The park has a gazebo, a picnic shelter with tables and grill, and Riley Cabin—a year-round facility with restrooms. All three of these structures can be reserved and rented at the city office.

Riley Park was named for Hoosier poet, James Whitcomb Riley, who often visited friends in the Delphi area and gave readings of his work at the Delphi Opera House. His poem "On the Banks o' Deer Crick" reflects the images and language of Delphi at the turn of the century.
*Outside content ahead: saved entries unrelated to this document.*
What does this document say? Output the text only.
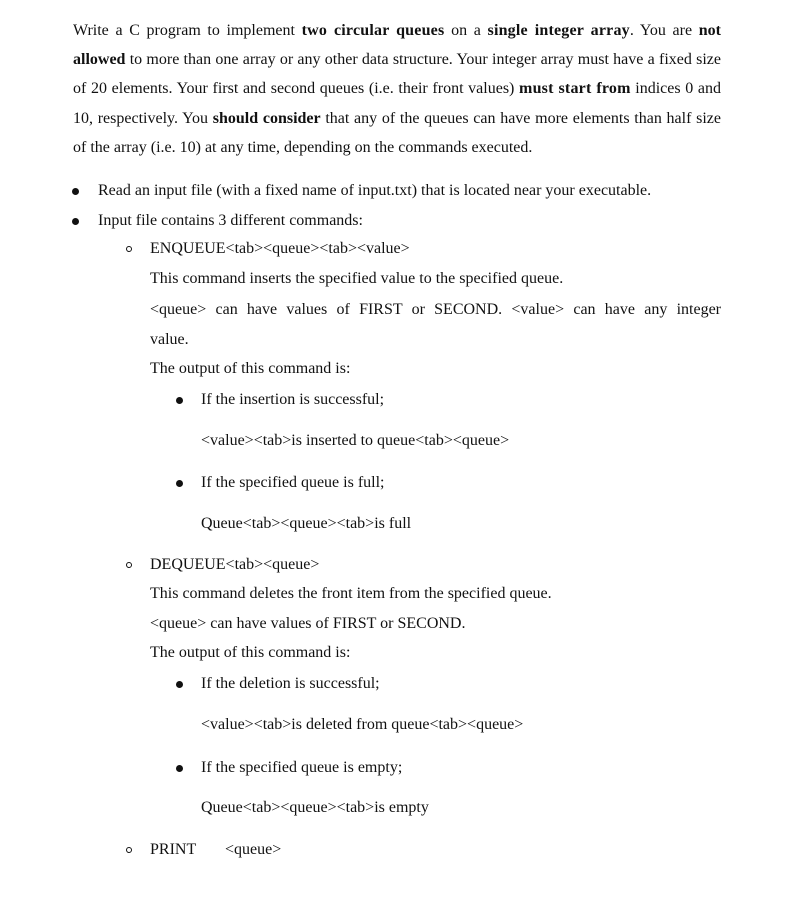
Write a C program to implement two circular queues on a single integer array. You are not allowed to more than one array or any other data structure. Your integer array must have a fixed size of 20 elements. Your first and second queues (i.e. their front values) must start from indices 0 and 10, respectively. You should consider that any of the queues can have more elements than half size of the array (i.e. 10) at any time, depending on the commands executed.

Read an input file (with a fixed name of input.txt) that is located near your executable.
Input file contains 3 different commands:
ENQUEUE<tab><queue><tab><value>
This command inserts the specified value to the specified queue.
<queue> can have values of FIRST or SECOND. <value> can have any integer
value.
The output of this command is:
If the insertion is successful;
<value><tab>is inserted to queue<tab><queue>
If the specified queue is full;
Queue<tab><queue><tab>is full
DEQUEUE<tab><queue>
This command deletes the front item from the specified queue.
<queue> can have values of FIRST or SECOND.
The output of this command is:
If the deletion is successful;
<value><tab>is deleted from queue<tab><queue>
If the specified queue is empty;
Queue<tab><queue><tab>is empty
PRINT <queue>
The Deer Creek swimming pool dam was completed in 1925, and, on Sunday the 16th, over 500 citizens attended the opening of the Riley Memorial Swimming Pool. The bathing beach and bath houses were constructed on the south bank of the stream where Riley Park is now located. From this time, it became a long term project to develop and beautify this area with the intention of creating “a new city park for greater Delphi.”
The land for this park was donated to the city in 1930 by E.W. Bowen, and the Chamber of Commerce raised funds to develop the park. It became one of the most beautiful parks in Indiana. It also contained a park attendant’s house, a landscaped section containing a flagpole erected by the D.A.R. in 1932, flower urns, a formal garden, a key-shaped flower garden which was once a fish pool fed by a flowing spring. At one time, the park also contained a skating rink. In 1936, the Delphi parks accommodated 5,000 visitors and dates were already being reserved for the 1937 season. On one Sunday, during which there were four reunions, 1,000 people were present.
A quarter mile cinder track was also a basic feature of the original park, providing a much needed facility for high school track competition. After World War II, night lighting was installed and locker rooms were added to the bath house for use by the Delphi High School football program. In the 1960s, football and track activities moved near Hillcrest Elementary School, in south Delphi. In 1967 the Delphi Lions Club donated the picnic pavilion to the park.
Hoosier Celebration '88, a planned statewide community-by-community celebration of Indiana's past and its potential for the future, is responsible for the construction of the walking/exercise trail, new parking lot, and other improvements in this park.